The Credit Facilities also contain usual and customary non-financial affirmative and negative covenants which include certain restrictions with respect to subsequent indebtedness, liens, loans and investments (including acquisitions), financial reporting obligations, mergers, consolidations, dissolutions or liquidation, asset sales, affiliate transactions, change of our business, capital expenditures, share repurchase and other restricted payments. These covenants are subject to important exceptions and qualifications set forth in the Credit Agreement. As of September 29, 2012 we were in compliance with the covenants.
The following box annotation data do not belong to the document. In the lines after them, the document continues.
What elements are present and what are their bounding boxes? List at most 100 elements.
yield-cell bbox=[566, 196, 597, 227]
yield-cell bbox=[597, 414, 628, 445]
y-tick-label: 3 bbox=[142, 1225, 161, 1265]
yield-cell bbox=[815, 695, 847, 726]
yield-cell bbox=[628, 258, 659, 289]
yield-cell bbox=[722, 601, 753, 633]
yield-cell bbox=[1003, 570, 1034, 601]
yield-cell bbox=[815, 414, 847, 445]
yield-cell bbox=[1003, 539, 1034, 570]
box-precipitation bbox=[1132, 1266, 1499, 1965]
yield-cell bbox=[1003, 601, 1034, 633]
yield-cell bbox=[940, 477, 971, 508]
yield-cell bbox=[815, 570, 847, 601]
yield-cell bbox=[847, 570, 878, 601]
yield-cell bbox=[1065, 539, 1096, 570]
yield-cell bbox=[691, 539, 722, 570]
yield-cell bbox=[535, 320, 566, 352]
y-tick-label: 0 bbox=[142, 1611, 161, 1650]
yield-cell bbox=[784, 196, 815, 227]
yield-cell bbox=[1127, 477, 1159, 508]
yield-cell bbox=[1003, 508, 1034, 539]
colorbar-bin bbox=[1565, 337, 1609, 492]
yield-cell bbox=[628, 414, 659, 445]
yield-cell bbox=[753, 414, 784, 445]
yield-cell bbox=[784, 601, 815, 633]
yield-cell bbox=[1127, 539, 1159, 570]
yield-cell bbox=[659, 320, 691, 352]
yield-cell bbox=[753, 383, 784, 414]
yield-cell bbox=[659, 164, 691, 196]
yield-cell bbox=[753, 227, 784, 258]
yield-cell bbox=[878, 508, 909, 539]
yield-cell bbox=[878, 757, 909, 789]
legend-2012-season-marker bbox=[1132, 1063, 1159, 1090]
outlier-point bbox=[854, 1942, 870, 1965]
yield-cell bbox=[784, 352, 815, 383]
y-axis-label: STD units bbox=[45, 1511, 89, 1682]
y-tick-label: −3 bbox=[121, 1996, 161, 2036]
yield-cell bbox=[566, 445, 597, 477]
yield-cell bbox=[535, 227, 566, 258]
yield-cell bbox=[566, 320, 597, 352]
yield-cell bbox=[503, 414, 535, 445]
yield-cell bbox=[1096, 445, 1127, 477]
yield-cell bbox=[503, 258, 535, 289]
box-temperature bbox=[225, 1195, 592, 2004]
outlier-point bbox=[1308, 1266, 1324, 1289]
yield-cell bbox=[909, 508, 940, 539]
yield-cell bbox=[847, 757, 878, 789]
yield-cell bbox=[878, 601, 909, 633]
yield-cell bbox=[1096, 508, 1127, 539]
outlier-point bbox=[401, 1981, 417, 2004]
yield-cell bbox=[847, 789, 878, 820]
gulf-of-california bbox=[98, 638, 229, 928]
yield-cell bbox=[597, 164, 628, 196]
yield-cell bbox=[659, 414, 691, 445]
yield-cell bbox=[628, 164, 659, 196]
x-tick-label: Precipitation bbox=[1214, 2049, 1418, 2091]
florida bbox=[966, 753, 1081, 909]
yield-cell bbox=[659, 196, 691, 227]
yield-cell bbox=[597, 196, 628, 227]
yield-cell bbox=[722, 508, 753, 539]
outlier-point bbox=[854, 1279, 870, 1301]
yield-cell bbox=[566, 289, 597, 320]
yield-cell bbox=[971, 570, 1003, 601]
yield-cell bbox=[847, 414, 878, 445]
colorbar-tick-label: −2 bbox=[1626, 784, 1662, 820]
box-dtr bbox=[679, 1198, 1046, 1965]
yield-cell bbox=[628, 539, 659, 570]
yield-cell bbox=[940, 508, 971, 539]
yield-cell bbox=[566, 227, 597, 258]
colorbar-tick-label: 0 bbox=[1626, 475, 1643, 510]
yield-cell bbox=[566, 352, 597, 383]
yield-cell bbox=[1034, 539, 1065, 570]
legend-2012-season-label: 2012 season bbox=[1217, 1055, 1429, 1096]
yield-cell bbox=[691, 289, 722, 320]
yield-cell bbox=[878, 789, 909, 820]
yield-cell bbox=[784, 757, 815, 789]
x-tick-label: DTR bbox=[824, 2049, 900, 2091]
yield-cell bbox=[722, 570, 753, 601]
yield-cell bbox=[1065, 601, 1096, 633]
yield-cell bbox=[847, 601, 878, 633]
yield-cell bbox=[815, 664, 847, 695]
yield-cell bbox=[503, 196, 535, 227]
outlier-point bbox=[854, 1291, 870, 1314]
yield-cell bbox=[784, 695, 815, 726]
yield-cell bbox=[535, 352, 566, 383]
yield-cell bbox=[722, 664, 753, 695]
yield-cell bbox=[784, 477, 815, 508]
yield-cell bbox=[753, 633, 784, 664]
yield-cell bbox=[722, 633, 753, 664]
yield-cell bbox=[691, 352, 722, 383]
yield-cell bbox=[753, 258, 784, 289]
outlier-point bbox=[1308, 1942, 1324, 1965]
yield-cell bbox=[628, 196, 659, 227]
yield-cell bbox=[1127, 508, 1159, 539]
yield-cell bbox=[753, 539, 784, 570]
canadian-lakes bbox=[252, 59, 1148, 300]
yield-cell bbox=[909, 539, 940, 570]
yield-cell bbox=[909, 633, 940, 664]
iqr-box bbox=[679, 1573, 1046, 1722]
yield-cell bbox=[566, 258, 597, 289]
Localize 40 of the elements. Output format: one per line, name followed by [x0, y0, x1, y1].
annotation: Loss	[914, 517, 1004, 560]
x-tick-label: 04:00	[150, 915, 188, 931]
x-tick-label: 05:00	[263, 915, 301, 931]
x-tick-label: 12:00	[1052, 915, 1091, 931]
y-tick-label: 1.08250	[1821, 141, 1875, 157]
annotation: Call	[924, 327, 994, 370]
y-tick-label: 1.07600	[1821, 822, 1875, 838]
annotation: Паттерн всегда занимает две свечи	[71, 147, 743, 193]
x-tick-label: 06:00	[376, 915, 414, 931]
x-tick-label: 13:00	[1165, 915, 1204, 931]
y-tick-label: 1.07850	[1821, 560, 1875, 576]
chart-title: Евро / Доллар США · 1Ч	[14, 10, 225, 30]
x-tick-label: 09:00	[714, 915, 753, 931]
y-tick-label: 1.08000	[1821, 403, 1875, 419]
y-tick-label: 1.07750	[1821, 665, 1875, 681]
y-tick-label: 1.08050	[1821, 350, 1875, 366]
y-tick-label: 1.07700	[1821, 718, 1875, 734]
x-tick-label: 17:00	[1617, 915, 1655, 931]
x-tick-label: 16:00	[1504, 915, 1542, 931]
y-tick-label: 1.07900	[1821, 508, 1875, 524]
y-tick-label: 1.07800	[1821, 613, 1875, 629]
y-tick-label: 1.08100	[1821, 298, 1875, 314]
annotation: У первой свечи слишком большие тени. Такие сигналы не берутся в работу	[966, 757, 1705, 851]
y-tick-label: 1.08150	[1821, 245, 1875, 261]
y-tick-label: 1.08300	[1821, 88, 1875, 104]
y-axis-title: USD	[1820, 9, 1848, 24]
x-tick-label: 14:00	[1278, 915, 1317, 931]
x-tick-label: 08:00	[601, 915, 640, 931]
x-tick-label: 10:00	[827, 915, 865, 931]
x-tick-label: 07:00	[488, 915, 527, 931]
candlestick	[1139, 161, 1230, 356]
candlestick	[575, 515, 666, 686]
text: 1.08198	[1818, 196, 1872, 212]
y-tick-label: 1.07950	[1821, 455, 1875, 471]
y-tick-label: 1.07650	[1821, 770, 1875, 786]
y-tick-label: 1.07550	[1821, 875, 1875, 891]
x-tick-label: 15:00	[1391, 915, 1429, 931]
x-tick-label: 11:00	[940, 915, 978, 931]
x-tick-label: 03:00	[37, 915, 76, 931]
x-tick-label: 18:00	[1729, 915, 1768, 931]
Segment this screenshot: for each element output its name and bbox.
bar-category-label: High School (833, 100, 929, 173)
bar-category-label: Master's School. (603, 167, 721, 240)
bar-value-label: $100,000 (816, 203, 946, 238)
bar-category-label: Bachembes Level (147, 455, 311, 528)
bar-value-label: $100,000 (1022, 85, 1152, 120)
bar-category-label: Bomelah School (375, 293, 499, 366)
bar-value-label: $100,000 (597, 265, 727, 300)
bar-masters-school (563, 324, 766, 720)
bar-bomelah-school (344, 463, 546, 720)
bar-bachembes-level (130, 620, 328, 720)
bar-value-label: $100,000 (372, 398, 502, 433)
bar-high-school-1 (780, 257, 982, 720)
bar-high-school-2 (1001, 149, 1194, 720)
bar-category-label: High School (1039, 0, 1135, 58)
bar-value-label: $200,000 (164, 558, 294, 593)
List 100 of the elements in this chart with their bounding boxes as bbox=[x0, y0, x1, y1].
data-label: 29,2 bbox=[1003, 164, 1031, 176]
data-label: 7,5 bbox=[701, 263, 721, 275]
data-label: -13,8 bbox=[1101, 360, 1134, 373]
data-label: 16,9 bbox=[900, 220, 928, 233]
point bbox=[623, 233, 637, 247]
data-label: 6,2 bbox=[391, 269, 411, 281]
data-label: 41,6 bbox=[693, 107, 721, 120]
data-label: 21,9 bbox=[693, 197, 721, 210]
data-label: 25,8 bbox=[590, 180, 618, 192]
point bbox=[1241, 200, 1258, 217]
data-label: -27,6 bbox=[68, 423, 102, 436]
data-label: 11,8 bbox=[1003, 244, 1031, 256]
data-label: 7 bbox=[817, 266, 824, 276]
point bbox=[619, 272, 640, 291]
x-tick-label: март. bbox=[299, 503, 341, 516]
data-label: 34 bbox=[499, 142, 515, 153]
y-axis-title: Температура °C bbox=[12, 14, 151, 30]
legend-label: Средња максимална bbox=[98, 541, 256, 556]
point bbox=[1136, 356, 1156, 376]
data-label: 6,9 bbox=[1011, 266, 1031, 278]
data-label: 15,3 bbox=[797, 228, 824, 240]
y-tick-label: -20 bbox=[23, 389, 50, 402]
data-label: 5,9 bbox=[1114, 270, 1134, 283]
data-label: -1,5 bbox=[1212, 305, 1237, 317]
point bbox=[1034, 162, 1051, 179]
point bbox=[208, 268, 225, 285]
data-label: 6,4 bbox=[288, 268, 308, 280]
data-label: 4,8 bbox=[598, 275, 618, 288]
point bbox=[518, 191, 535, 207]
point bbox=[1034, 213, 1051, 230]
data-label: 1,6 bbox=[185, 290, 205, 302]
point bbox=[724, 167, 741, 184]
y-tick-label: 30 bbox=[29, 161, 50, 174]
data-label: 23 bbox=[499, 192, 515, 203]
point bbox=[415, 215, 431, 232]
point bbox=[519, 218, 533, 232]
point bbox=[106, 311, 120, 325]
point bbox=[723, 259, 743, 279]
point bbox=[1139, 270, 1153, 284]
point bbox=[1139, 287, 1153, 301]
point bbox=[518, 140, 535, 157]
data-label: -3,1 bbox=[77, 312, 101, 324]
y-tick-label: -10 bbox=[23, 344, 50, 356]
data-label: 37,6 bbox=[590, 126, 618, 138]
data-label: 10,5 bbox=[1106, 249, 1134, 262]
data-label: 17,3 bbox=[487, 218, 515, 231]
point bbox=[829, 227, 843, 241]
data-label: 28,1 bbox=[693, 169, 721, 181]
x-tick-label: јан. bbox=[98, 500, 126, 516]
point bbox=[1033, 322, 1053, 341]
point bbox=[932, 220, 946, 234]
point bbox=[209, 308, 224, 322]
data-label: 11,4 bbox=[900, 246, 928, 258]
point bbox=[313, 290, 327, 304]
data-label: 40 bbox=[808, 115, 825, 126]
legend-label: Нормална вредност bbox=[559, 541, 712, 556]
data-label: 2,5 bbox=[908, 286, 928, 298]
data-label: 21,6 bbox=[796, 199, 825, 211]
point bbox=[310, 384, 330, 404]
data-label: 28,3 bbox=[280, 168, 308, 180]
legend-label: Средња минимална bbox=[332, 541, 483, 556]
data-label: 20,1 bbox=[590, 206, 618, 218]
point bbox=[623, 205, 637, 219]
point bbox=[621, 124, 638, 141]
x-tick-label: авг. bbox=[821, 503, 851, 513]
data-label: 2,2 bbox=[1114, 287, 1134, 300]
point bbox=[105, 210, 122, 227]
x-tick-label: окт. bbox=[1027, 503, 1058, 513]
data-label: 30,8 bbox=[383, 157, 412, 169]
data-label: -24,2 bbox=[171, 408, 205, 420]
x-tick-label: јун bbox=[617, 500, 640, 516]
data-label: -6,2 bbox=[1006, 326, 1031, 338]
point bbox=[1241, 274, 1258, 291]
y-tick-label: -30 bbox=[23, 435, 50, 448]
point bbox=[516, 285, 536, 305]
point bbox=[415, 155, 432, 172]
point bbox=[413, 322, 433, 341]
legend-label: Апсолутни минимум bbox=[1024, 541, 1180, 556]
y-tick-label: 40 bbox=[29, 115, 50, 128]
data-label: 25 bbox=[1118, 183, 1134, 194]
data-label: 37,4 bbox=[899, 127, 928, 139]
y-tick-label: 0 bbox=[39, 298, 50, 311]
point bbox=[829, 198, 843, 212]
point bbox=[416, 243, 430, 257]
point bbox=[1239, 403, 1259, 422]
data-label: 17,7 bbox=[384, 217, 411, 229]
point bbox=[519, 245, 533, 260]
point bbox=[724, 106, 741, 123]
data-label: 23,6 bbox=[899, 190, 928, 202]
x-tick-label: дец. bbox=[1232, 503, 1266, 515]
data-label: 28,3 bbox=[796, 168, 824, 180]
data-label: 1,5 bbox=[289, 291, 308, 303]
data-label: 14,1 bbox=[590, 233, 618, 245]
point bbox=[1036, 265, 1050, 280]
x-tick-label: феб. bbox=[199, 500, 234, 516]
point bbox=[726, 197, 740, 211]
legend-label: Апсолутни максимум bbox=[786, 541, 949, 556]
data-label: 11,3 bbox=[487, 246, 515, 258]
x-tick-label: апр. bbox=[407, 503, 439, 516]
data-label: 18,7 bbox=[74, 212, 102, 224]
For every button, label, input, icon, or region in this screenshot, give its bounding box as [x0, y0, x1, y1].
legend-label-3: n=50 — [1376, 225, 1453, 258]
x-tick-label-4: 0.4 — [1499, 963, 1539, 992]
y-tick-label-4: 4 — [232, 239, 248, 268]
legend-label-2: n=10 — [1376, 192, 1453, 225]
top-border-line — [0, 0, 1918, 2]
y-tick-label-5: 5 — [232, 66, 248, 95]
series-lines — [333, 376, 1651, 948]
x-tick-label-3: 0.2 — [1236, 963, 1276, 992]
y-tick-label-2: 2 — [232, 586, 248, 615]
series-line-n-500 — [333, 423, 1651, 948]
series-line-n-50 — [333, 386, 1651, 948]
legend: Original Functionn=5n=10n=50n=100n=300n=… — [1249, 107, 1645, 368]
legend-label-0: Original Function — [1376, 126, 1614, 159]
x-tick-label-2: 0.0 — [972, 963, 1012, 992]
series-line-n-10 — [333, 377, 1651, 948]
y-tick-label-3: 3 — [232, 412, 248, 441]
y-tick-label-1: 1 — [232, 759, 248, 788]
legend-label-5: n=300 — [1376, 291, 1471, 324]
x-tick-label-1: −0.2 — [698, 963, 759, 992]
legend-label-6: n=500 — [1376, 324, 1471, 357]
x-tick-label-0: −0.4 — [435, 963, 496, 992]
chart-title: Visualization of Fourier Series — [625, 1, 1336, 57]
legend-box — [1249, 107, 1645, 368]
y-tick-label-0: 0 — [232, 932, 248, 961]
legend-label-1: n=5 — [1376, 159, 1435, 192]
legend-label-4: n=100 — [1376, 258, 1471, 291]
Any failure to comply with the financial and operating covenants of the Credit Facilities would prevent us from being able to borrow additional funds and would constitute a default, which could result in among other things, the amounts outstanding, including all accrued interest and unpaid fees, becoming immediately due and payable. In addition the Credit Facilities include customary events of default, in certain cases subject to customary cure periods. As of September 29, 2012 we were in compliance with the covenants.

Commitment fee
Pursuant to the credit agreement we are required to pay to our revolving credit lenders, on the last day of each calendar quarter, a commitment fee on the unused portion of the Revolving Credit Facility. The commitment fee is subject to a pricing grid based on our Consolidated Total Leverage Ratio. The spreads on the commitment fee range from 0.175% to 0.300%. The current commitment fee on the undrawn portion of the Revolving Credit Facility is 0.250%

We may elect to increase the size of the Revolving Credit Facility from $50 million to $100 million. Alternatively, we may elect to enter into Additional Term Loans up to a $100 million combined limit with the Revolving Credit Facility. These elections are subject to the approval of the Administrative Agent and the identification of additional Lenders or current Lenders willing to increase their loan amounts.

Debt issuance costs and interest
Expenses associated with the issuance of the term loan are capitalized and are amortized over the 5 year term using the effective interest method. In connection with the term loans, we recorded deferred financing costs of $5.5 million.
Accrued interest associated with our outstanding debt is included as a component of accrued expenses and other current liabilities in the accompanying condensed consolidated balance sheets. As of September 29, 2012, accrued interest totaled $0.5 million.

Parties to the credit facilities
The banks party to the Credit Facilities are JP Morgan Chase Bank, N.A., as Administrative Agent, Citibank, N.A. as Syndication Agent, J P Morgan Securities LLC and Citibank, N.A. as Joint Lead Arrangers and Joint Bookrunners, Bank of America, N.A., RBS Citizens, N.A., HSBC Bank USA, N.A., Wells Fargo Bank, N.A., Sumitomo Mitsui Banking Corporation, TD Bank, N.A. and US Bank, N.A. as Co-Documentation Agents, Union Bank, N.A., PNC Bank, National Association and Sovereign Bank, N.A. as Senior Managing Agents and the syndicate lenders that are parties thereto.

The other debt as of September 29, 2012 includes the real estate mortgage loan of $3.3 million described in our annual financial statements and an overdraft facility of $3.3 million.